Baseball fans get mushy about this kind of thing. “Why Time Begins on Opening Day” is actually the actual name of an actual baseball book. Best seller, don’tcha know.
It’s that ‘winter is over’ thing. It’s that ‘hope springs eternal’ thing. It’s that ‘we’re all young again’ thing.
“You look forward to it like a birthday party when you’re a kid. You think something wonderful is going to happen.”
There is a programming lesson for us here.
Ballparks on Opening Day are filled with people who may not attend another game all season. The ceremonies include the introduction of players, the first pitch by a local politician, and a humongous American flag held up by the Boy Scouts or Junior ROTC. In other words, one doesn’t have to know anything about baseball to have a good time.
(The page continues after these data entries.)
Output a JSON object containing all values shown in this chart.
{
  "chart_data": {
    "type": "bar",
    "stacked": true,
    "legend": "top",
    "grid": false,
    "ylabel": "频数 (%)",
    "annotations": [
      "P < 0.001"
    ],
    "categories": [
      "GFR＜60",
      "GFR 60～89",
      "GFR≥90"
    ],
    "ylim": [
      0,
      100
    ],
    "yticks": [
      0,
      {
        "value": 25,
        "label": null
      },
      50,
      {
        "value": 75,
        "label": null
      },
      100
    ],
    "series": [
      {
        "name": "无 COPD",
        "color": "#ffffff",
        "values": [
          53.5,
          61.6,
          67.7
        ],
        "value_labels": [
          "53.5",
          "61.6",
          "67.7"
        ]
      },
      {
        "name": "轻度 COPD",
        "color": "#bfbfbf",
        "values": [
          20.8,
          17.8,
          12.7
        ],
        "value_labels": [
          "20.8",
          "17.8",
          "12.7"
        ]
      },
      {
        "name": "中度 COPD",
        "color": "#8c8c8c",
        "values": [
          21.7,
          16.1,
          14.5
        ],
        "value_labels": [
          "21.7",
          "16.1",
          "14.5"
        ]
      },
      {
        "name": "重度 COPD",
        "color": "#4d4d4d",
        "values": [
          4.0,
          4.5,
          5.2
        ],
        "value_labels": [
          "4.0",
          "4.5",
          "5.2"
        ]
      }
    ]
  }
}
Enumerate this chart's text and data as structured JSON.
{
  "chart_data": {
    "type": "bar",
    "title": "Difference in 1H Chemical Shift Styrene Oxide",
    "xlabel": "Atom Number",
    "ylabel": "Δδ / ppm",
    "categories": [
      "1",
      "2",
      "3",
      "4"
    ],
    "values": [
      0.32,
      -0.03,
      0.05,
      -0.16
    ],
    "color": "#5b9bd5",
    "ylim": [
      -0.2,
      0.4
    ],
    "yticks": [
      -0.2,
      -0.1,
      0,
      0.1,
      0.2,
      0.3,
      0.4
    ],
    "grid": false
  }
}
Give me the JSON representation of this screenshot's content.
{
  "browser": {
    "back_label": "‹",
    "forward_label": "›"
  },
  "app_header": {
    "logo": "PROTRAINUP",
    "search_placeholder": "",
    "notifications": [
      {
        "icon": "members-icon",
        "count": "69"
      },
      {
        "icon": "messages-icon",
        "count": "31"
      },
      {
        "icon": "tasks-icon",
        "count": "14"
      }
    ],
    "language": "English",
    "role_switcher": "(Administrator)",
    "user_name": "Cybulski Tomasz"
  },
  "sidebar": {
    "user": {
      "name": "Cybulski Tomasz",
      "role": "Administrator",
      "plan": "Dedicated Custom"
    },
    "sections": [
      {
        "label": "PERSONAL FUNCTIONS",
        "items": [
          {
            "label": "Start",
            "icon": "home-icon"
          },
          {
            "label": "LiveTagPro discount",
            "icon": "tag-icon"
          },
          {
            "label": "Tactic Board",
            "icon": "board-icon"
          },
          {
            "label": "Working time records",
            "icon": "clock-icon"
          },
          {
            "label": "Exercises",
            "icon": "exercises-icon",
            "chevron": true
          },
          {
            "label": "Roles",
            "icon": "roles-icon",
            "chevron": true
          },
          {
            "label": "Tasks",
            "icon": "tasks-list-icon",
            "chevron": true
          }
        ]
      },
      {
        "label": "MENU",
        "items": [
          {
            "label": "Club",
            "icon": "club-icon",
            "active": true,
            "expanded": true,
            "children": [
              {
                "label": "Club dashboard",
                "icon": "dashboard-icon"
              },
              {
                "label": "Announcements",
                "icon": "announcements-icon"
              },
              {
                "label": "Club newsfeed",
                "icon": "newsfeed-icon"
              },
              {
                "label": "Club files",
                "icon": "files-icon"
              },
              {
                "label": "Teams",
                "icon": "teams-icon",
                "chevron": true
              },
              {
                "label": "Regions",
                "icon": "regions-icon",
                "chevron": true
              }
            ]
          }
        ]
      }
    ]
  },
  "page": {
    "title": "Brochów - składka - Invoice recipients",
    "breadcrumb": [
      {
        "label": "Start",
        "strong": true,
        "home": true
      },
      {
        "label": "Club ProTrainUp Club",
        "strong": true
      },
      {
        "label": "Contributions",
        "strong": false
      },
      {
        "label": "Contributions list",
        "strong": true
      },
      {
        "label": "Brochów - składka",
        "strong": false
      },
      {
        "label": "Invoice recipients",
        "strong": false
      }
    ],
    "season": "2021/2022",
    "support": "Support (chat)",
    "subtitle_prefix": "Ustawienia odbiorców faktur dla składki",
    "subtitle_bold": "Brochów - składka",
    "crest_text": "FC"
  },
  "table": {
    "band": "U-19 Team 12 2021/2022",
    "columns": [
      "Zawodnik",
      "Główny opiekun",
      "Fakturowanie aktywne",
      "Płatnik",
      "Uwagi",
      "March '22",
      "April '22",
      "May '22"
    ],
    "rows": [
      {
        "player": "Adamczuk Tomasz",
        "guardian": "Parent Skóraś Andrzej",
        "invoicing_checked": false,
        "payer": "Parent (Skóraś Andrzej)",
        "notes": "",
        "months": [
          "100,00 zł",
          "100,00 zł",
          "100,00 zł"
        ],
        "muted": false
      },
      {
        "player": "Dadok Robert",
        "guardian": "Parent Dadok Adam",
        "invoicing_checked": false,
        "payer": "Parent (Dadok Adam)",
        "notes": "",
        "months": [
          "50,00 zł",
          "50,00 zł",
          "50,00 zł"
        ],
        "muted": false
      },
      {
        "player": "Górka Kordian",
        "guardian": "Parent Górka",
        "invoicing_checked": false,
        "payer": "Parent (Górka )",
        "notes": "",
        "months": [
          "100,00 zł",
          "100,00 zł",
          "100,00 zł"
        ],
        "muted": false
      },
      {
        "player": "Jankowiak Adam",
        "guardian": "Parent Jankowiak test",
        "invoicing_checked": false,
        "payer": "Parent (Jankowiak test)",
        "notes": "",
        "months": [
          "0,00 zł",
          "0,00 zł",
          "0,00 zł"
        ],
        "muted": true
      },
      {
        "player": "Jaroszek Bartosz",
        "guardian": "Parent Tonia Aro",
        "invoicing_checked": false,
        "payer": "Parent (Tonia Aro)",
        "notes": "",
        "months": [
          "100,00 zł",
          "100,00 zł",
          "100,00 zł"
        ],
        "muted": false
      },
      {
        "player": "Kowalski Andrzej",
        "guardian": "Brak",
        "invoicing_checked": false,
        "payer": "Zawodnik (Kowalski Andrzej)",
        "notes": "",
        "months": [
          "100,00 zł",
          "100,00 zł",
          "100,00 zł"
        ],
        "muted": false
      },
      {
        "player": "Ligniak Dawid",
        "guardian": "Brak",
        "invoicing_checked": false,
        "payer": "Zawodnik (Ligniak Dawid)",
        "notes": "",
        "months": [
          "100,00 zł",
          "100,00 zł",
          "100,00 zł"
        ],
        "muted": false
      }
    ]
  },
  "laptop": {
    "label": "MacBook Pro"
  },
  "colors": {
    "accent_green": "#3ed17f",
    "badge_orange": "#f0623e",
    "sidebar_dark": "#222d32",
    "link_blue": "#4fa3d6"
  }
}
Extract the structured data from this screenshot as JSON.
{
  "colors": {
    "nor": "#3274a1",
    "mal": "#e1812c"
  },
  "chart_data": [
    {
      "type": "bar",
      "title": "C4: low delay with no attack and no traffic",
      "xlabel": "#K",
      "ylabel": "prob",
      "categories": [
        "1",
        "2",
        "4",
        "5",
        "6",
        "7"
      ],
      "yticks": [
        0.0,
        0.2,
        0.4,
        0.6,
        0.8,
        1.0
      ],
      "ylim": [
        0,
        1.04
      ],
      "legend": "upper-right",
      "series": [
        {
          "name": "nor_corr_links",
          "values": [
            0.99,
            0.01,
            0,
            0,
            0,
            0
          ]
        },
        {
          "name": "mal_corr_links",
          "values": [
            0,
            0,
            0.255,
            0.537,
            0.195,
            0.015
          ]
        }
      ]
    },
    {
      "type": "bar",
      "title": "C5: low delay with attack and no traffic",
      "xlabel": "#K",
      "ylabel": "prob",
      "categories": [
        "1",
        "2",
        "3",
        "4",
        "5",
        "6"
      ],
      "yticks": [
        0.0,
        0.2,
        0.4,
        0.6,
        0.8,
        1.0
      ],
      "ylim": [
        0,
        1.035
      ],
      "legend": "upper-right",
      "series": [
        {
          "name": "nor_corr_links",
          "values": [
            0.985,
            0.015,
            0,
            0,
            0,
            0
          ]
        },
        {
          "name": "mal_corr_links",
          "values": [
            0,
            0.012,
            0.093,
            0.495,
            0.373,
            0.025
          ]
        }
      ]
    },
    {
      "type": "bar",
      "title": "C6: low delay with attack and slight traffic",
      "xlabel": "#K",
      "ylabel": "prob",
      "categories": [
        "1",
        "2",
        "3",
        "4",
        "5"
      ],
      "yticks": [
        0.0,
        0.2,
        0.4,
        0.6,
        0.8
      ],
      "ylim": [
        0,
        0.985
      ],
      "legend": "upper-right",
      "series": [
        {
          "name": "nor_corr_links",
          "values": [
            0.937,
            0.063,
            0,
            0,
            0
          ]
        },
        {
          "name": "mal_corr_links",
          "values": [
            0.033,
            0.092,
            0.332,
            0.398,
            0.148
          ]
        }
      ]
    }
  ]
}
Today is Opening Day for your station – for someone. Most listening don’t know any more about your station than those Opening Day fans know about the ballplayers.
Andy Stanley poses three ideas that I think every radio station should ponder:
- Assume guests are in the room.
- What do they hear?
- What do they experience?
My friend Brant Hansen thinks about stuff like this. That’s why he’s created a video and online guide for new listeners. He wants to make it easier for a new listener to become a fan.
Time may begin on Opening Day, but what teams really want is for fans to come back again and again.